Ce sont les échecs de la vie, et non ses succès, qui nous en apprennent le plus.
Que vous apporte la vie ?
La vie, en somme, n’a pas grand-chose à offrir, excepté la jeunesse et, je suppose, pour les gens âgés, l’amour de la jeunesse des autres.
Dans l’une des nombreuses lettres que vous avez écrites à votre fille Scottie, vous vous attachez à lui donner le sens des valeurs importantes, avec humour et tendresse. Quels conseils lui donnez-vous ?

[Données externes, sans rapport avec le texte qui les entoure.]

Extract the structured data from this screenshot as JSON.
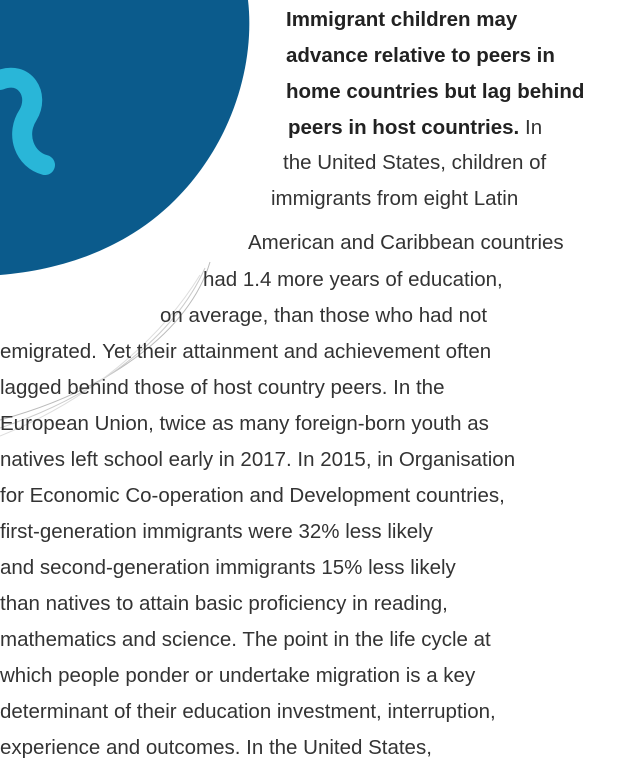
{
  "bold_lines": [
    "Immigrant children may",
    "advance relative to peers in",
    "home countries but lag behind",
    "peers in host countries."
  ],
  "lines": [
    "In",
    "the United States, children of",
    "immigrants from eight Latin",
    "American and Caribbean countries",
    "had 1.4 more years of education,",
    "on average, than those who had not",
    "emigrated. Yet their attainment and achievement often",
    "lagged behind those of host country peers. In the",
    "European Union, twice as many foreign-born youth as",
    "natives left school early in 2017. In 2015, in Organisation",
    "for Economic Co-operation and Development countries,",
    "first-generation immigrants were 32% less likely",
    "and second-generation immigrants 15% less likely",
    "than natives to attain basic proficiency in reading,",
    "mathematics and science. The point in the life cycle at",
    "which people ponder or undertake migration is a key",
    "determinant of their education investment, interruption,",
    "experience and outcomes. In the United States,"
  ]
}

Choses dont il faut se soucier :
Se soucier d’être courageux.
Se soucier d’être propre.
Se soucier d’être efficace.
Se soucier d’apprendre à monter à cheval.
Se soucier, etc.
Choses dont il ne faut pas se soucier :
Ne pas se soucier du qu’en dira-t-on.
Ne pas se soucier des poupées.
Ne pas se soucier du passé.
Ne pas se soucier du futur.
Ne pas se soucier de devenir grande.
Ne pas se soucier de ne pas être la première.
Ne pas se soucier de triompher.
Ne pas se soucier d’un échec à moins que tu n’en sois responsable.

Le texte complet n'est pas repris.